If we want to avoid being forced to keep ships like Gallatin in service, then sequester must be averted. However, President Obama says he’ll veto any repeal of sequestration unless the measure includes the $1.2 trillion in savings required by the Budget Control Act. And Republicans say that come hell or high water, they aren’t going to sign up to tax increases. The message here is clear: sequestration probably can’t be prevented as long as the current alignment of political forces persists. The system is too paralyzed to repeal the budget act, just as it was too polarized to fashion a way of dealing with deficits less draconian than sequestration.
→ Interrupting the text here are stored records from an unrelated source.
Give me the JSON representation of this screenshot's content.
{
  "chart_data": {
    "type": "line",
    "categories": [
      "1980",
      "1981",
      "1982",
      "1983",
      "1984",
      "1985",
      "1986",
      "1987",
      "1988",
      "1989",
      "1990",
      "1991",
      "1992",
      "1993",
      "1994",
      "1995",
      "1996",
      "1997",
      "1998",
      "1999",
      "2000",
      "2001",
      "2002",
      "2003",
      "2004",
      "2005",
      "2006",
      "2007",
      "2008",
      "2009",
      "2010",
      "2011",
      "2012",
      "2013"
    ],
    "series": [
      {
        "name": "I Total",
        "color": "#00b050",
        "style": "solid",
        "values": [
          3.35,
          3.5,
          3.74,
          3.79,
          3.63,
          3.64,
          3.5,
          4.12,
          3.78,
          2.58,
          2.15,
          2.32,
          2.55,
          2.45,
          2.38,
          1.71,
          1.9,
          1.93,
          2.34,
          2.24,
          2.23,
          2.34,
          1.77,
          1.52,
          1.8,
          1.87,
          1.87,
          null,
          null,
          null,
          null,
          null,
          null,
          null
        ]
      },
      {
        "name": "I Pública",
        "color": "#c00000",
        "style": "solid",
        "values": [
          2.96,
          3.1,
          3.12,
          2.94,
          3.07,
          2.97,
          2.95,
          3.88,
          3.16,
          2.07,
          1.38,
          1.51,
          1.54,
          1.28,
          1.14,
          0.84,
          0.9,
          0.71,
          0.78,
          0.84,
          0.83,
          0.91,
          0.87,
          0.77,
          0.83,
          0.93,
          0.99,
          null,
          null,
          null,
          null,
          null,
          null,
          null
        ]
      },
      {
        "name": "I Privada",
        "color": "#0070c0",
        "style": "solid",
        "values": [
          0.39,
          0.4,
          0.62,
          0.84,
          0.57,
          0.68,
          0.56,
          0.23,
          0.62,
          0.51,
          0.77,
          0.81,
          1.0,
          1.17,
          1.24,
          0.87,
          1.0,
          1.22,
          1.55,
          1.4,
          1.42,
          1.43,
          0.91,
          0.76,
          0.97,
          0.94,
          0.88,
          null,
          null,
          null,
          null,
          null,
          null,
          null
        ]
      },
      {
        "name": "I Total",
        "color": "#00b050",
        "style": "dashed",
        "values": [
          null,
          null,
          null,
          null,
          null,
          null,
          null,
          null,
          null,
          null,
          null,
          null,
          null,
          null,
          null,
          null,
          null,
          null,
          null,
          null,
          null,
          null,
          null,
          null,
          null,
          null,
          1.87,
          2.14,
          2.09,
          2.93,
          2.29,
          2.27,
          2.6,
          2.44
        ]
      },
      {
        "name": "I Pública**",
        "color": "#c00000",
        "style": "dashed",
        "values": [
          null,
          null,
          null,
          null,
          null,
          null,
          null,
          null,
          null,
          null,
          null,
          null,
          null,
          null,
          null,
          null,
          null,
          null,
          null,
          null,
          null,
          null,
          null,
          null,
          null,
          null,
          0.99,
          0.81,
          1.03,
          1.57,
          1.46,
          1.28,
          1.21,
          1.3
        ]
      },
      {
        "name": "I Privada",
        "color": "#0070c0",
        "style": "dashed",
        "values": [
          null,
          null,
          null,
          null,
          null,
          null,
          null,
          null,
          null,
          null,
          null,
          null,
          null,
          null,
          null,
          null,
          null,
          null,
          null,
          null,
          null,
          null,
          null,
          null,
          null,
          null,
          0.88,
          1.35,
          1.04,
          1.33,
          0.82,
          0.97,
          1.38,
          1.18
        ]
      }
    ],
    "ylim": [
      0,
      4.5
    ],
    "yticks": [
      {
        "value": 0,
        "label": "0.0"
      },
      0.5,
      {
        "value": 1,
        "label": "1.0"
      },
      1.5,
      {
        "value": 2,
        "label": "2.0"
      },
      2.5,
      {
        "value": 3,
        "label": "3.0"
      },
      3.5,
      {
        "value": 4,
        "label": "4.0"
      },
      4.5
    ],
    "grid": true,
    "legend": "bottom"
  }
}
In such circumstances, the only plausible solution is a national election that delivers control of the political system to one or the other party. If Republicans take the Congress in 2012 and Democrats manage to hold onto the White House, then the logjam will continue and sequestration will probably unfold as presently mandated in the law. If Democrats take everything, or Republicans do, then the system can escape the stalemate in which it is currently trapped. Once they fully controlled the levers of federal power, Democrats would satisfy the requirements of the law by raising taxes — even though they would also move to repeal it. Republicans would try to cut spending rather than raise taxes, but whether they succeeded in that effort or not, they would definitely move to eliminate the portions of the Budget Control Act slashing military outlays. The paradox of our present circumstances is that either party can head off the threat of sequestration, but only if the opposition party is deprived of power in an election. So if the 2012 election produces a split decision, the aged Gallatin is likely to continue chasing drug runners for a long time to come.